There was this sort of stuff all throughout, and it came to the worst cresendo in the final episode. The fact that the tal’shiar romulans had a collective lobotomy at the end was inexcusable. Their entire reason for existence, what they’ve sacrificed loved ones and all their own ambitions for for thousands of years, is to prevent the extermination of all biological life. At last they are at the point where all they have to do is bomb one tiny village to accomplish this goal, and they have an entire fleet to do it. Picard mimics his ship (using an annoying Super McGuffin introduced just for this purpose) and they decide to divert all firepower into shooting those down instead of launching one damned torpedo at the village at the same time. Then the federation shows up, and they flex at them instead, rather than launching one damned torpedo as soon as possible. It’s abjectly unrealistic and stupid. And then at the very end they just…. forget that’s the reason for their existence, and fly away. And the Federation lifts the ban on Synthetics for no reason.

I don’t want to overstate how bad that final episode was.

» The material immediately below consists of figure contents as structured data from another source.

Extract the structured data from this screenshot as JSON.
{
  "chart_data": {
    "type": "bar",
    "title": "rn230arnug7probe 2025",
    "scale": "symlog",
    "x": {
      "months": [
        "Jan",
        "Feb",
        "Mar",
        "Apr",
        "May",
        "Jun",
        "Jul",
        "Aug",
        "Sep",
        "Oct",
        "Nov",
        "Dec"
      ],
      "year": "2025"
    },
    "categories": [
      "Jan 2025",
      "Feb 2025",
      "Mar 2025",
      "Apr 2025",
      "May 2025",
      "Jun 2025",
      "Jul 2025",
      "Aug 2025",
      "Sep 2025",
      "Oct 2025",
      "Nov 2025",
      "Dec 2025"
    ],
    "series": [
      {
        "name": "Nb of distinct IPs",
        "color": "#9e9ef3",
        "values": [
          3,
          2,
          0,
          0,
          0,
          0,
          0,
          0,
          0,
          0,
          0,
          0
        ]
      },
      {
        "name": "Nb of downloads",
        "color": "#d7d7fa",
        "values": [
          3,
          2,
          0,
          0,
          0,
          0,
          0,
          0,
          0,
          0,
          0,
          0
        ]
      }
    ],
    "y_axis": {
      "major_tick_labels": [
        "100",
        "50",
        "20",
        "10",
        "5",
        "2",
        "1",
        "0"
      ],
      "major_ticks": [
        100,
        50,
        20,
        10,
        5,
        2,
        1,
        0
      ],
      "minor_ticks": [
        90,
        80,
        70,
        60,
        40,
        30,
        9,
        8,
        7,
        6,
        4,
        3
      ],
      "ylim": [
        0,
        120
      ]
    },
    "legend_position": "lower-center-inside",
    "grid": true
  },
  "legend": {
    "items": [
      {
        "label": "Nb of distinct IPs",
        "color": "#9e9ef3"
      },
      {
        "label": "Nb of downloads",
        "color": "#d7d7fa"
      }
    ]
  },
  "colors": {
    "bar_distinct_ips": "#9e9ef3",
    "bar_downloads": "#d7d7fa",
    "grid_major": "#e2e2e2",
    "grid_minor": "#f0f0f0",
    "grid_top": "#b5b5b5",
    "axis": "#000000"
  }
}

I mean, yes, it was awful. But it was the culmination of all the lazy, stupid things they’d done before, crashing home all at once. It wasn’t qualitatively worse, it was just where all the other things caught up so you could see the full quantity all the badness at once.

This post isn’t just to warn people away from wasting 10 hours of their life on a bad show, though. This is but one example of a deep rot. More on the greater problem soon.

EDIT: As I was writing this, I was alerted that Mr. Plinkett just released a video covering much the same ground. I haven’t watched it yet, but here it is if you want more examples of this type of failure.

  2 Responses to “Star Trek: Picard isn’t good”

  1. TBH I can’t take the standard TV sci-fi writing.It’s not there to create anything like verisimilitude for the fictional universe. The purpose of the whole setting and everything in it is just to get cool character moments (not even necessary with the proper setup which then robs them of any substantial payoff) or slick action scenes.

    The first scene of Picard was enough to tell me that this whole thing wasn’t for me. Most things about the initial attack are critiqued by Plinkett already so I won’t repeat it, but one thing that jumped out to me was:
    Why didn’t she try to save her boyfriend? How did she know that he couldn’t be saved? Did she read it in the script? Sure, he had a knife in his chest, but this only happened 2 minutes ago. I kind of assume that 24th century medical science could save him, especially since the emergency services could beam in immediately once they’re informed. Just no one spent a second thinking about this at all.

  2. TNG might be most of an answer for how to teach morality without religion, but you also need your blog title. A lot of Trek, but especially Picard, is fairly deathist.